Chateau Le Puy, Amoreau Duc des Nauves Bordeaux Rouge 2023
Regular price
$31.00
Sale
70% Merlot, 20% Cabernet Franc, 10% Cabernet Sauvignon
Bordeaux, France
A cuvée from The Duc des Nauves vineyard, situated on the same astéries-limestone mother rock as those of the main estate, but at a slightly lower altitude—80 meters above sea level compared to Le Puy’s 110 meters. Fermentation occurs with indigenous yeast, maturing in small, cement vats, bottled without filtration after 12 months. The aromatic bouquet reveals black fruit, plum and cherry, well balanced between its freshness and velvety tannins. VEGAN
What a joy it is to have access to the “second wine” of such a singular estate. One that boasts the same rigorously natural vineyard management and cellar practices as Chateau Le Puy itself. The Amoreau family acquired this nine-hectare vineyard in 2006, and immediately began employing biodynamic practices (Duc des Nauves is certified biodynamic as of the 2015 vintage).

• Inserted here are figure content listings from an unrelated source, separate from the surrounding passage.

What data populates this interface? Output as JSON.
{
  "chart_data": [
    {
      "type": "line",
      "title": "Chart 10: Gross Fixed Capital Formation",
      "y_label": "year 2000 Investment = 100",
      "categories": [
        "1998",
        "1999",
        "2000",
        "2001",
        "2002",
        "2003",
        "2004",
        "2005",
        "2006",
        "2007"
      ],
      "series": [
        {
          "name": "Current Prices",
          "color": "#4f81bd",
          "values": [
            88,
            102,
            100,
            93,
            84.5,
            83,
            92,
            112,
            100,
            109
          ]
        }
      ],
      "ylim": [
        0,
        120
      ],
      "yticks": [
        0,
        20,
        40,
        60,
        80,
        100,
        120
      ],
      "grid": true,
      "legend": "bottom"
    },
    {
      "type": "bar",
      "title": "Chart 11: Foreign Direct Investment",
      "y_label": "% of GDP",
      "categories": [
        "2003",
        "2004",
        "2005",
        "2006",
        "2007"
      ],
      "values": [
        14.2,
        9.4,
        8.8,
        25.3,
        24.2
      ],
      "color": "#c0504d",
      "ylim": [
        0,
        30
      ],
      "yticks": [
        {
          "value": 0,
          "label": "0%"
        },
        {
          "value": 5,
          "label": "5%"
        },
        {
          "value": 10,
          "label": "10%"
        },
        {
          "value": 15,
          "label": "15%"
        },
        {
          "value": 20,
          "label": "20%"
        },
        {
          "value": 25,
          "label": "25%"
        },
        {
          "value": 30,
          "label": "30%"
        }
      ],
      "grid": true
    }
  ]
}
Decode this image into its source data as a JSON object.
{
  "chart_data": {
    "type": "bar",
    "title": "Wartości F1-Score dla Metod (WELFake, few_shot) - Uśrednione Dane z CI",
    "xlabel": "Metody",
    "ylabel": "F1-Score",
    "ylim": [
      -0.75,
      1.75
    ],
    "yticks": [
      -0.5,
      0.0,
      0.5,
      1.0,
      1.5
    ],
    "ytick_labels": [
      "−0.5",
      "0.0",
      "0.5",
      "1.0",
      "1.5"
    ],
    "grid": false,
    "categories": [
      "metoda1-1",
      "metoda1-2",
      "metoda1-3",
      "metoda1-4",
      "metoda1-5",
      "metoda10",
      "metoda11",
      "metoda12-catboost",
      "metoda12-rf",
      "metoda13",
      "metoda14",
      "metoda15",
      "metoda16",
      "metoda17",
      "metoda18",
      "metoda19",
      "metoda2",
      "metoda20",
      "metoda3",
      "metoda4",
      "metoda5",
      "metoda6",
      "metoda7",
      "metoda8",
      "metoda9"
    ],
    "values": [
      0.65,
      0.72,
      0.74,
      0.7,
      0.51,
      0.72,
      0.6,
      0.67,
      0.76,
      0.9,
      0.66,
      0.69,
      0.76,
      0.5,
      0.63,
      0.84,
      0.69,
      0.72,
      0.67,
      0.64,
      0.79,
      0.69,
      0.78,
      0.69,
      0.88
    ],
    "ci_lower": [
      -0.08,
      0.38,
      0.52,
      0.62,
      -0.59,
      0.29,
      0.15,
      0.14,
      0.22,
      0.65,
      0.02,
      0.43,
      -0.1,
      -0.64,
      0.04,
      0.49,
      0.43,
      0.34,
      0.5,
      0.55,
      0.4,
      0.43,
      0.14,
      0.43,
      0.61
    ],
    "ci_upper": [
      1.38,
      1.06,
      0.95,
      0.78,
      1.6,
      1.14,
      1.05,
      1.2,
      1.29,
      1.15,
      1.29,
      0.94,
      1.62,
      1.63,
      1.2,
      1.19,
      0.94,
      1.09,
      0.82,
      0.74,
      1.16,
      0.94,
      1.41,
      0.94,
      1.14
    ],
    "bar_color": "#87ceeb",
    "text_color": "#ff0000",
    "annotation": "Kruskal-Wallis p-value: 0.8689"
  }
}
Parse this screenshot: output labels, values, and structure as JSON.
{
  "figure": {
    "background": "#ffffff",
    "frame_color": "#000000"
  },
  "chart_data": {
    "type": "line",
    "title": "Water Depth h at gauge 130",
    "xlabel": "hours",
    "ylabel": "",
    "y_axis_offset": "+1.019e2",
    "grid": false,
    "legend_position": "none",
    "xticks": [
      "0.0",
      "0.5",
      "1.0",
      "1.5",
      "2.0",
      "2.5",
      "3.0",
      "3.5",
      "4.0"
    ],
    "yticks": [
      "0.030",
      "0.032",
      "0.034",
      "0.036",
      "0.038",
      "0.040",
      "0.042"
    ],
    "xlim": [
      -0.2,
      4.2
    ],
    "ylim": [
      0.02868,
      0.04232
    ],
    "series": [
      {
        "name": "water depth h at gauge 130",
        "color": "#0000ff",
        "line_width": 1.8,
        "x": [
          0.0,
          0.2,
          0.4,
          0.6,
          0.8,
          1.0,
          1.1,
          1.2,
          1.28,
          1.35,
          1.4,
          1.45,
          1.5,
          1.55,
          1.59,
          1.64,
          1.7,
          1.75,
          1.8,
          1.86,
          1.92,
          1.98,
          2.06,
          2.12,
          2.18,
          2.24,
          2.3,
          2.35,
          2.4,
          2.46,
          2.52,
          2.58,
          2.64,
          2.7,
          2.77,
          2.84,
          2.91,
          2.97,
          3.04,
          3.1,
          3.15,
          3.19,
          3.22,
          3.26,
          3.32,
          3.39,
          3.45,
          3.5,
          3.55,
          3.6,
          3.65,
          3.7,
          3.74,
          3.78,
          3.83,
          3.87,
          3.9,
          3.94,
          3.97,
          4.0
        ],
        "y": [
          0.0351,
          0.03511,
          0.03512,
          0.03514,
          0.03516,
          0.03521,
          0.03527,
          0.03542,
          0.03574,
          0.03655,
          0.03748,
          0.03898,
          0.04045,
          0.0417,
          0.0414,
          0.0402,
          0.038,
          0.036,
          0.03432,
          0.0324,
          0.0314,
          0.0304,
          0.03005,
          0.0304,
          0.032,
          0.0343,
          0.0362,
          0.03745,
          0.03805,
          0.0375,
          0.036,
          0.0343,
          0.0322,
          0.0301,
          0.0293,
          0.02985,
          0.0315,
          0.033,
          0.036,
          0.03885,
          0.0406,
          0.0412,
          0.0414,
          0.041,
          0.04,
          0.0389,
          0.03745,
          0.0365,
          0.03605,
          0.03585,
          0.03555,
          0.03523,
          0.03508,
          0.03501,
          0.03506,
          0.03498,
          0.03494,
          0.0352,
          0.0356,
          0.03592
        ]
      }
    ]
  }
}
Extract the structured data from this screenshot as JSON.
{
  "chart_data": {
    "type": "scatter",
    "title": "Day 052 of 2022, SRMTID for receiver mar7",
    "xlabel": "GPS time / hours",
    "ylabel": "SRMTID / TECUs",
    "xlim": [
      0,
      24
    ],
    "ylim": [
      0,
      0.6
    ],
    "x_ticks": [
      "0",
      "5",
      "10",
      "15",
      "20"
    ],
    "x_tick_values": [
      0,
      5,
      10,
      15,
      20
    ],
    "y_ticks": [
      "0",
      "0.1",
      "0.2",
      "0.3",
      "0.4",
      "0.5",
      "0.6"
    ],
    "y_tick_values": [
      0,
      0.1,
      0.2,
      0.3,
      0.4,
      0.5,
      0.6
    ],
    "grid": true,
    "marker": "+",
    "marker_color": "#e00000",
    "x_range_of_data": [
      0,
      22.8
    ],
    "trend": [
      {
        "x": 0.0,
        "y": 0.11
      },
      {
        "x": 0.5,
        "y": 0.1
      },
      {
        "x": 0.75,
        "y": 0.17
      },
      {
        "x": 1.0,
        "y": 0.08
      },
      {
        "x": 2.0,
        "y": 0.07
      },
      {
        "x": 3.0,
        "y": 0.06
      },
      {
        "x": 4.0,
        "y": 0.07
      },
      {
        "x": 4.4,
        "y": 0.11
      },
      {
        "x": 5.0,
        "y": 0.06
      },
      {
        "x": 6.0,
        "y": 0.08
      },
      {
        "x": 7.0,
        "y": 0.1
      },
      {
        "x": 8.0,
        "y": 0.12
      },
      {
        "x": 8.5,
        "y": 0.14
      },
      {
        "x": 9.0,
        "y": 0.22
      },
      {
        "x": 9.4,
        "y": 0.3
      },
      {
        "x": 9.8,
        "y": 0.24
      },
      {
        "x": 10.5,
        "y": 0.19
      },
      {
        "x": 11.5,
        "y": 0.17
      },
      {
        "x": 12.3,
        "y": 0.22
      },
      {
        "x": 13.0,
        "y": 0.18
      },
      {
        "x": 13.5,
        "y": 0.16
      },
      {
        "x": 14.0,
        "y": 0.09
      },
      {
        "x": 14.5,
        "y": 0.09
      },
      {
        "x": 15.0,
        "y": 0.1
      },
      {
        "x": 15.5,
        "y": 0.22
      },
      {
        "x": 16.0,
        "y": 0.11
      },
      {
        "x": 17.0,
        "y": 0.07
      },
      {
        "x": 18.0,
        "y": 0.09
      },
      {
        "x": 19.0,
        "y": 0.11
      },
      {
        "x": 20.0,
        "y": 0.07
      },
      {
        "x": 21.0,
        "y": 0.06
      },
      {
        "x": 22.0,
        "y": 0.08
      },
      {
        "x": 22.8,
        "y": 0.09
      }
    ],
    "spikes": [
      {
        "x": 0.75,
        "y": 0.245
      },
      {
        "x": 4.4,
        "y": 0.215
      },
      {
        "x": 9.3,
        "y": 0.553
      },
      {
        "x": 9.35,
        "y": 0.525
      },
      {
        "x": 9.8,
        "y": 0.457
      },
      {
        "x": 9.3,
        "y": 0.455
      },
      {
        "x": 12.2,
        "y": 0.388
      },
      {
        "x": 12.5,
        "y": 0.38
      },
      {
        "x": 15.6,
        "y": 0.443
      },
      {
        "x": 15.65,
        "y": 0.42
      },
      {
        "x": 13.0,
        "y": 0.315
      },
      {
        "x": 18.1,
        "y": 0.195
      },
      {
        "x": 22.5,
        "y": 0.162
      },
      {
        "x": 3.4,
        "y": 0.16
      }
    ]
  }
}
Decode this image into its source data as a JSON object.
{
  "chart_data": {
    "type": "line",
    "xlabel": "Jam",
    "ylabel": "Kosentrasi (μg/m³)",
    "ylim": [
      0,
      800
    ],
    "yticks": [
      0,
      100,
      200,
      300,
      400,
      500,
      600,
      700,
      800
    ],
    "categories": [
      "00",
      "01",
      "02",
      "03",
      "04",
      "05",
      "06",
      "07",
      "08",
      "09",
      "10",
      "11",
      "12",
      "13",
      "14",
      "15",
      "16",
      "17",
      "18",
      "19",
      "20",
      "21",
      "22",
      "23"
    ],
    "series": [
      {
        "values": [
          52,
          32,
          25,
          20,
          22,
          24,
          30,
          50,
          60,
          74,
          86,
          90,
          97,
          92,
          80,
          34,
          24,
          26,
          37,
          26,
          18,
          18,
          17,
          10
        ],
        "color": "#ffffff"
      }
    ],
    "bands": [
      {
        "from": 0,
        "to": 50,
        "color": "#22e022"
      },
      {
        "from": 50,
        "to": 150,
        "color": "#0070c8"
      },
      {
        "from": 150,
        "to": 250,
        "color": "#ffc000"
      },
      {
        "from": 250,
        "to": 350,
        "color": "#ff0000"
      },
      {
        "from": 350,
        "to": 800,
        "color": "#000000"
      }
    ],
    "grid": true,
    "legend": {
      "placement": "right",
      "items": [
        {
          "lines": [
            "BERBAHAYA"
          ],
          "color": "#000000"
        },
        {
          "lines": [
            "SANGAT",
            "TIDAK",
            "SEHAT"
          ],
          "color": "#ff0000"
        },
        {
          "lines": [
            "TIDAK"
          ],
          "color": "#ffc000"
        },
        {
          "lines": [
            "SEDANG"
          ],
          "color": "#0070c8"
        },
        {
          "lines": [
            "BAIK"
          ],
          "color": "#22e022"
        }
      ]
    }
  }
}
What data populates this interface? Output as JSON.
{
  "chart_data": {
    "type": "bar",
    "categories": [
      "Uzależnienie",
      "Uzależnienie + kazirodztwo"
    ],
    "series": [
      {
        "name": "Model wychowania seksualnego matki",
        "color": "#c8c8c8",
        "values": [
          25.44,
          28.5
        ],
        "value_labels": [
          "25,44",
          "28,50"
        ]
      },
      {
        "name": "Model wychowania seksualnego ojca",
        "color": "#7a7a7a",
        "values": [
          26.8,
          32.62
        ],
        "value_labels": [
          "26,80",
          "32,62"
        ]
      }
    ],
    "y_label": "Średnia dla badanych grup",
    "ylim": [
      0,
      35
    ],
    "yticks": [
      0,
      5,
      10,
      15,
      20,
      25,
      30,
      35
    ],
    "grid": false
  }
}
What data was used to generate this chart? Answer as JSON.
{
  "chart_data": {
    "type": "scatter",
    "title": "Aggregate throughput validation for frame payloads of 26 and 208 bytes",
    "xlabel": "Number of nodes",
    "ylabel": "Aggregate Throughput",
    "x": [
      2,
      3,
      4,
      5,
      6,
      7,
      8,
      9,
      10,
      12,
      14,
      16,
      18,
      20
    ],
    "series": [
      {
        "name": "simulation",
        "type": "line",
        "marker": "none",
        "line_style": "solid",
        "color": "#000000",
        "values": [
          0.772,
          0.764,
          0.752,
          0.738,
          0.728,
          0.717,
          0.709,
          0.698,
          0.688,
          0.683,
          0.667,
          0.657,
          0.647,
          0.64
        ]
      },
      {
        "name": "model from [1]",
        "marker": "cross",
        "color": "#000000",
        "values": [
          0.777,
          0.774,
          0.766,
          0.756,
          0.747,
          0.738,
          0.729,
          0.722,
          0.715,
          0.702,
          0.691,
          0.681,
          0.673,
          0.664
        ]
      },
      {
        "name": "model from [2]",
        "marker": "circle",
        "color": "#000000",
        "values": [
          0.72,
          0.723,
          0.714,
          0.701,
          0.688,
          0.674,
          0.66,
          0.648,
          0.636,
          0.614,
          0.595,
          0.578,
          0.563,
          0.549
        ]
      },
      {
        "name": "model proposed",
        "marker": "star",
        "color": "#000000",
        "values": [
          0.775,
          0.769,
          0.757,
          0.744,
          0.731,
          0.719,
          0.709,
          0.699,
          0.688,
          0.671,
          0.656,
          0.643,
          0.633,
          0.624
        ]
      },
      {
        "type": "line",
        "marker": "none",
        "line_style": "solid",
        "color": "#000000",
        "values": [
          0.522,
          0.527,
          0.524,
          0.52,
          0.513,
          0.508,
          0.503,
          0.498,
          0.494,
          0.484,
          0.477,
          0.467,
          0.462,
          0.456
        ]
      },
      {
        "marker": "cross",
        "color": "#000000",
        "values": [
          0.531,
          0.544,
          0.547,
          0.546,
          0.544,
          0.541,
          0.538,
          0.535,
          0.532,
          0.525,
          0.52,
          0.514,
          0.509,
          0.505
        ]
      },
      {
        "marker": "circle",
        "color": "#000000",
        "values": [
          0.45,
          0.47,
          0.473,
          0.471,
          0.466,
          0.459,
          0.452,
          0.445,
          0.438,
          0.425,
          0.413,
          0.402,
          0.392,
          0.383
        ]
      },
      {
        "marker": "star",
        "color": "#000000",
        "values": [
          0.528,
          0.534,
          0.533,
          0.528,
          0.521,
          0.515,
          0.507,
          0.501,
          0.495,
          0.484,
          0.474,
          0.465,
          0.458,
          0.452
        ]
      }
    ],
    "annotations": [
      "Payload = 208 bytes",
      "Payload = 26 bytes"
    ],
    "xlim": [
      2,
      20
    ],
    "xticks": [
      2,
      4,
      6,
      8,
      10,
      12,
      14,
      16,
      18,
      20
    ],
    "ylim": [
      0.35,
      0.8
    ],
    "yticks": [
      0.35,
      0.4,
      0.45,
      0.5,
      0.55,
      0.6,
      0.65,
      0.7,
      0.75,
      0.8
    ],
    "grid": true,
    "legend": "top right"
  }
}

The very existence of Chateau Le Puy almost defies belief. In, of all places, Bordeaux—a region that fell especially hard for the oak-and-muscles approach favored by certain critics and point-chasers over the past few decades—there exists a sizable and historic estate that has never made even the slightest concession toward modern winemaking. In continuous operation by the Amoreau family since 1610, Le Puy has never employed chemicals in their vineyards (Pascal Amoreau quips that the ancestors were “too cheap” to buy them!). They began using biodynamic treatments—the manure-filled horn (for the soil) and quartz spray (for the leaves)—in the 1960s. They own a few large and beautiful horses which they use to plow their best parcels. Of their 100 hectares, only 45 are planted to vine; the rest are preserved as fields, forests, and ponds in order to maintain a natural ecological equilibrium.
Chateau Le Puy’s relative geographical isolation certainly helps them remain so firmly outside of trend and fashion. Located far out on the Right Bank in the Francs Cotes de Bordeaux appellation, they are not exactly in the epicenter of blue-chip Bordeaux territory. However, their vineyards are on the same limestone plateau as Saint-Emilion and Pomerol—and at the same altitude (110 meters above sea level). Like those more vaunted appellations, Le Puy’s is a terroir of extremely poor topsoil: barely half a meter of red clay and sand before the mother rock. And the wines themselves have a poise and complexity far beyond what one typically encounters in these satellite appellations of Bordeaux.
Oak vessels as large and as old as one finds at Le Puy are an extraordinarily rare sight in Bordeaux. In fact, the Amoreaus only replace barrels when they are no longer functional. Sulfur is applied in as small of a dose as is needed, and in fact is sometimes not applied at all—another practice almost unheard of in Bordeaux. And the wines are never fined or filtered, nor have they ever been.